The staff’s knack for keeping the ball on the ground: Last season, the Pirates led all of baseball by a fairly comfortable margin with a groundball percentage of 52.5. They also logged the lowest fly-ball percentage in MLB and, by extension, led MLB in groundball/fly-ball ratio. For pitchers, keeping the ball on the ground and out of the air is a good thing, and no team does it better than Pittsburgh. They teach the sinker, and they teach it well.
The defense: Thanks in part to a heavy dose of shifting, the Pirates in 2013 ranked fourth in the NL in Defensive Efficiency, third in BABIP allowed, first in putouts and fourth in double plays. Pirate pitchers induce the grounder, and Pirate fielders (generally) gobble them up. There’s also catcher Russell Martin, who’s especially adept at handling the staff and framing pitches for strikes.

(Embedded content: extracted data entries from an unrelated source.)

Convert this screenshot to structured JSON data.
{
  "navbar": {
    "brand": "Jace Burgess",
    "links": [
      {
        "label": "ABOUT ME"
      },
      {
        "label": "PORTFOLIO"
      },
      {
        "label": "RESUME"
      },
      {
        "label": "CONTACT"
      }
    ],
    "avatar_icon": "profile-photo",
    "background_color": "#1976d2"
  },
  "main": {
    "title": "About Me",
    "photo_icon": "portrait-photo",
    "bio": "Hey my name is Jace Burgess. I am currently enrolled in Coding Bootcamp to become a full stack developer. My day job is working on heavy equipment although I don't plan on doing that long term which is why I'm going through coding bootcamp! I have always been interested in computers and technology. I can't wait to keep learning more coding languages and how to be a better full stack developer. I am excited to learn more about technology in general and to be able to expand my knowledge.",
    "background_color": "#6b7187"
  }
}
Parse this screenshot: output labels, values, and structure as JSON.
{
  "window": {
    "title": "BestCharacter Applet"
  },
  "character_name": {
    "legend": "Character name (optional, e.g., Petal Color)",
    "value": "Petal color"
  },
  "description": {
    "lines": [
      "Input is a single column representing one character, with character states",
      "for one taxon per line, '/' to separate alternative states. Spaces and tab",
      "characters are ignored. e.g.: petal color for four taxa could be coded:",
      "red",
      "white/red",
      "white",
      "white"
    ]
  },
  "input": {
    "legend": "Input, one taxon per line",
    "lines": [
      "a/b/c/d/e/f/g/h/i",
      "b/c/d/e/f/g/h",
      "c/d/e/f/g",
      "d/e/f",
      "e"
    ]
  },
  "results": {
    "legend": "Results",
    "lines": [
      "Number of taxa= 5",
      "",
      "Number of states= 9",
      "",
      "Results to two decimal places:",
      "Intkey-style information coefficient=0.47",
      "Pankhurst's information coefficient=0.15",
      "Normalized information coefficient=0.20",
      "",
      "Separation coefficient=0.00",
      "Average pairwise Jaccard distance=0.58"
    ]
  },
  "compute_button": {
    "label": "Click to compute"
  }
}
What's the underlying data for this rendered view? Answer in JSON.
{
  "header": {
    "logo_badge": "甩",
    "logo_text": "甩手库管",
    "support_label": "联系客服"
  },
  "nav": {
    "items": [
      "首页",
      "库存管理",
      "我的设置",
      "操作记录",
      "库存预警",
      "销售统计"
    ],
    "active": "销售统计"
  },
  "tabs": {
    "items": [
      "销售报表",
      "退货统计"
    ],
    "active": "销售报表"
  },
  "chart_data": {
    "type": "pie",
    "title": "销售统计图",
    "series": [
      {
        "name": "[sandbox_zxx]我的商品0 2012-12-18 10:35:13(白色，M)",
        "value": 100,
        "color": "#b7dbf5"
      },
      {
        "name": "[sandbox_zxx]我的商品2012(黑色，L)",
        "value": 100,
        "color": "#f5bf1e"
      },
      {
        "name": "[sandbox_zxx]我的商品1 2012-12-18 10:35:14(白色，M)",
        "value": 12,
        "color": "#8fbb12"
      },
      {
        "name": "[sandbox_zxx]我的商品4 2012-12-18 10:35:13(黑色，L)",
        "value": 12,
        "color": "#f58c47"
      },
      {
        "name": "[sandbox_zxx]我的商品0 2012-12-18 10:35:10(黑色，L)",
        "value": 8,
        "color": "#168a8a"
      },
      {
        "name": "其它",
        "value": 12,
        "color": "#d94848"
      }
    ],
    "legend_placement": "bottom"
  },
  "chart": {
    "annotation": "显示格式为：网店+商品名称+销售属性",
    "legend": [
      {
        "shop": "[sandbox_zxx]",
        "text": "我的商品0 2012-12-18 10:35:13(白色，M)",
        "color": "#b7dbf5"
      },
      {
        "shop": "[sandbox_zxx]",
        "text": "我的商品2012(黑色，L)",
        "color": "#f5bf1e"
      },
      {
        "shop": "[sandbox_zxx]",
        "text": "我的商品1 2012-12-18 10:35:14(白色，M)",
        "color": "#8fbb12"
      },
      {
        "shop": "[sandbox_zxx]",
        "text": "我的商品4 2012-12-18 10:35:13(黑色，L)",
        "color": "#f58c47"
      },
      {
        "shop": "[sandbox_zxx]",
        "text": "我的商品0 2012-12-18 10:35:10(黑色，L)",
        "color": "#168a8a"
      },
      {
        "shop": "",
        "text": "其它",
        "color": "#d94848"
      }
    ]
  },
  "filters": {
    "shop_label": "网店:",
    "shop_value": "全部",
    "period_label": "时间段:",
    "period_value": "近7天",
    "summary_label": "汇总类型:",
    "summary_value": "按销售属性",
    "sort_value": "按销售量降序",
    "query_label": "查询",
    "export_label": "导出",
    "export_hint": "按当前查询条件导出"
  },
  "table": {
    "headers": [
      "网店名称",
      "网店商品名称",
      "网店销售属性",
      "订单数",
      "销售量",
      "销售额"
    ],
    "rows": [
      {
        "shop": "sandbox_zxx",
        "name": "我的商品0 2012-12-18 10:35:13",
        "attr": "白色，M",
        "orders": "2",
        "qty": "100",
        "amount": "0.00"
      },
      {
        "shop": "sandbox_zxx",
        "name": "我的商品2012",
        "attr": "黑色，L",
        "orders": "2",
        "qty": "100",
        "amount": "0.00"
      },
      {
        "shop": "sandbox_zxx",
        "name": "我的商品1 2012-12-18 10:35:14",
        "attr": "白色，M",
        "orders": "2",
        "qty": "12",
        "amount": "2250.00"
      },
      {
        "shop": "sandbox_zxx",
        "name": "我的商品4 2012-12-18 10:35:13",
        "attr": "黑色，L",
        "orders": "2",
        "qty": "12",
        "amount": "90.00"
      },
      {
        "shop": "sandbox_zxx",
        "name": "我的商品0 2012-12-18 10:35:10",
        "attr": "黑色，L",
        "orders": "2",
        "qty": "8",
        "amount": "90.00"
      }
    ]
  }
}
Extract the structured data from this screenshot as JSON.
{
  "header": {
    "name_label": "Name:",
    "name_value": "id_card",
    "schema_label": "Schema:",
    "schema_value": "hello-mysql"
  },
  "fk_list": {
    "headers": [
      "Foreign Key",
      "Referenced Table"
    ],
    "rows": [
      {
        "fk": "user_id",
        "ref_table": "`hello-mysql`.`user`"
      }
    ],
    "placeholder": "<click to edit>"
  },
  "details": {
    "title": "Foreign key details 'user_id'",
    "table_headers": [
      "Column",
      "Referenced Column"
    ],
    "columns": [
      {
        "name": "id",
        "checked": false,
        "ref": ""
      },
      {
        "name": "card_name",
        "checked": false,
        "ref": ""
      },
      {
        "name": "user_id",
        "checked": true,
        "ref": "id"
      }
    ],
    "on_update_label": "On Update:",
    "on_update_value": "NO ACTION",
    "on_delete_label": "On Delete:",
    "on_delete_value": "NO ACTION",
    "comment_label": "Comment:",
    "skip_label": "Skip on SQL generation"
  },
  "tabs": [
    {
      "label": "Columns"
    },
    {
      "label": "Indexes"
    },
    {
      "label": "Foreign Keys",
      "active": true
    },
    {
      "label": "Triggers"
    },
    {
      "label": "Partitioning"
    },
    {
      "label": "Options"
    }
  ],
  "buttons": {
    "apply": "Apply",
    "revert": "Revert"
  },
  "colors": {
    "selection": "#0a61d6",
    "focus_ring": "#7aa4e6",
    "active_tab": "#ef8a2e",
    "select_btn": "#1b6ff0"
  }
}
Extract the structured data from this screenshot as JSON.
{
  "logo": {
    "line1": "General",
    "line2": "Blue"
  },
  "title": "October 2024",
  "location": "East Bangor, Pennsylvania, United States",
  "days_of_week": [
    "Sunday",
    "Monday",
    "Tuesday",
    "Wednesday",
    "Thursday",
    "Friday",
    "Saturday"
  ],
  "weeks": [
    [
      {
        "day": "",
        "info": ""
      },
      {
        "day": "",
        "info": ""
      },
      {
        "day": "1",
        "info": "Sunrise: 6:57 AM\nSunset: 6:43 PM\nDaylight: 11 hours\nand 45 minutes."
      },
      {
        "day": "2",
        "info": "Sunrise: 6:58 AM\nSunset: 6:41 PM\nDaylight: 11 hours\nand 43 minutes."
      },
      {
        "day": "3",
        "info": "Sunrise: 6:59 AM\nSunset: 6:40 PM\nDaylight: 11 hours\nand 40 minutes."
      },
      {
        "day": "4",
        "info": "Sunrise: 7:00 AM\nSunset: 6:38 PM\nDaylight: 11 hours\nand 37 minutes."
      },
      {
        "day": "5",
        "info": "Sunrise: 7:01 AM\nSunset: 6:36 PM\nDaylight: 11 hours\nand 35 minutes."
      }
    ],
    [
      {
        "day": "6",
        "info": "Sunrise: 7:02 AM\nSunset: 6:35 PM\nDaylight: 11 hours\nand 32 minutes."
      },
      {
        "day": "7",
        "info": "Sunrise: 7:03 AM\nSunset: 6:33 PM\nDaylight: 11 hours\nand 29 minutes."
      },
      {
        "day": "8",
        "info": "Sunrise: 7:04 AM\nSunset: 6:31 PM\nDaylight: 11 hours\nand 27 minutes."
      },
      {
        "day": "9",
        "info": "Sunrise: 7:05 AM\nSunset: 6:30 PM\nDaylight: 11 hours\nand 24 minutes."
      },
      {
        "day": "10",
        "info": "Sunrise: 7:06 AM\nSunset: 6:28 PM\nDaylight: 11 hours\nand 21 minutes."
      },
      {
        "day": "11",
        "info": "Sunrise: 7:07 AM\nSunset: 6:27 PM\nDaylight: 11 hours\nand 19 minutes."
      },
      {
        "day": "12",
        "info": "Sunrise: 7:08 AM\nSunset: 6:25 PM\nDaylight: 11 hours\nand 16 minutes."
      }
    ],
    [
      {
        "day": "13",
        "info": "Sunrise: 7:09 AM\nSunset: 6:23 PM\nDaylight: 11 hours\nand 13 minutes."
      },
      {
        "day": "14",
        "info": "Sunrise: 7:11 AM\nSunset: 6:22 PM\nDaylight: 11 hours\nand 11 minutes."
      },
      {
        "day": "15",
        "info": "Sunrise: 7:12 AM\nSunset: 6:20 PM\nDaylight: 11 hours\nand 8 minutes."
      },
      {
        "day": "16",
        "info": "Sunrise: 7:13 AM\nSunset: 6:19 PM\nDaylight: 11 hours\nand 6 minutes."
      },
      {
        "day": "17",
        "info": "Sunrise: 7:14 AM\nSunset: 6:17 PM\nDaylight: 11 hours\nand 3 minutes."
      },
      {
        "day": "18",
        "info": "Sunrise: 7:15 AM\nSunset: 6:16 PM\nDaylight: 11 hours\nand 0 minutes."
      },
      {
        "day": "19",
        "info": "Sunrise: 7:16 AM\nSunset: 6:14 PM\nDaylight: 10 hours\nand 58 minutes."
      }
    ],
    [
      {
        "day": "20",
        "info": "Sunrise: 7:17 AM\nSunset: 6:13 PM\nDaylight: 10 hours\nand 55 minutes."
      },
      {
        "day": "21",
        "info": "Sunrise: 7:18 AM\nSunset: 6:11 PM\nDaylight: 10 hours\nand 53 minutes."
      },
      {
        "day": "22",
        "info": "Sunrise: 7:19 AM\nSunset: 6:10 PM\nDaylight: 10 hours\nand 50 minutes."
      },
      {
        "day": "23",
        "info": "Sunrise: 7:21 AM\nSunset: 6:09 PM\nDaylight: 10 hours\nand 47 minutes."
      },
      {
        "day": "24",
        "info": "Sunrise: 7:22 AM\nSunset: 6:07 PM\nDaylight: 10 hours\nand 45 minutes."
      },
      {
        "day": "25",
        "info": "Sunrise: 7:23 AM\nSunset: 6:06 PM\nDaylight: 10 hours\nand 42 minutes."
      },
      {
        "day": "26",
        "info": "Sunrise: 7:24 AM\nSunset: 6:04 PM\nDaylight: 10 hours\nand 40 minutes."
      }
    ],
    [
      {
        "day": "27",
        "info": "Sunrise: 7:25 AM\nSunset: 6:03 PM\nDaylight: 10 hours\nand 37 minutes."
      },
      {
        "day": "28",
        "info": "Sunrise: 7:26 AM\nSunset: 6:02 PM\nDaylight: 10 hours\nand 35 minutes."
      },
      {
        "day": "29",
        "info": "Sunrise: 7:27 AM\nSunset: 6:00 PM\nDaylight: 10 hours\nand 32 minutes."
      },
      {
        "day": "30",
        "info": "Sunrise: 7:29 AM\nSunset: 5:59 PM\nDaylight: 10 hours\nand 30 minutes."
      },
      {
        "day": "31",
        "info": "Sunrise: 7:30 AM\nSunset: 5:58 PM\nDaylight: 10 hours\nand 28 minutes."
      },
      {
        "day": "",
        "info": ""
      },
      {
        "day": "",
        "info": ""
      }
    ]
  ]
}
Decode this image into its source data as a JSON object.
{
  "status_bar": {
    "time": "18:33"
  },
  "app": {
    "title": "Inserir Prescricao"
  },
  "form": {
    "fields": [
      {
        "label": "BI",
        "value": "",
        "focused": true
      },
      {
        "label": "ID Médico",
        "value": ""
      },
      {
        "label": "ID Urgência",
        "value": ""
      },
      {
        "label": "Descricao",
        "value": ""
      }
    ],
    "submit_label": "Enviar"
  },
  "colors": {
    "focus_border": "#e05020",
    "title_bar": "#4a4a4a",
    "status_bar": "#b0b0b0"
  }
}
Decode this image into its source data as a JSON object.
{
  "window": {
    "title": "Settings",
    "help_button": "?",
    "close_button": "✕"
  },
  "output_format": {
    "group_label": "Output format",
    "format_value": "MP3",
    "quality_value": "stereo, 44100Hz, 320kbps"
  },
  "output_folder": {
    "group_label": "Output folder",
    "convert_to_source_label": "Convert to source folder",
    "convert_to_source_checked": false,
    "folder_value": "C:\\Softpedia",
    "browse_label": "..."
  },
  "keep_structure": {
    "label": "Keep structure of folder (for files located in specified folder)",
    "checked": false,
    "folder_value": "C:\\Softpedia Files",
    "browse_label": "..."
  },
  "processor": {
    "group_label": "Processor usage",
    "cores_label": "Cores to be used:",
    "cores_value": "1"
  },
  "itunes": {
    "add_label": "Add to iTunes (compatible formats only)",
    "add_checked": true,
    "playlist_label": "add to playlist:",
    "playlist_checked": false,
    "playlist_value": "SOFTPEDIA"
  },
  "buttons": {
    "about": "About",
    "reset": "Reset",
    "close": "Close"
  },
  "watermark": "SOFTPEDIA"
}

Swapping out A.J. Burnett for Edinson Volquez: That’s in essence what was done, as Burnett (191 IP, 3.30 ERA, 3.12 K/BB ratio) signed with the Phils, and the Pirates inked Volquez (5.71 ERA and 1.84 K/BB in 170 1 /3 innings for the Padres and Dodgers) to a $5-million pact. Obviously, Volquez isn’t slotting into Burnett’s spot at the front of the rotation, but that’s the only change from one through five. Can pitching coach Ray Searage work a minor miracle with him? That seems a stretch. The Pirates had better hope that Jameson Taillon doesn’t require much more seasoning.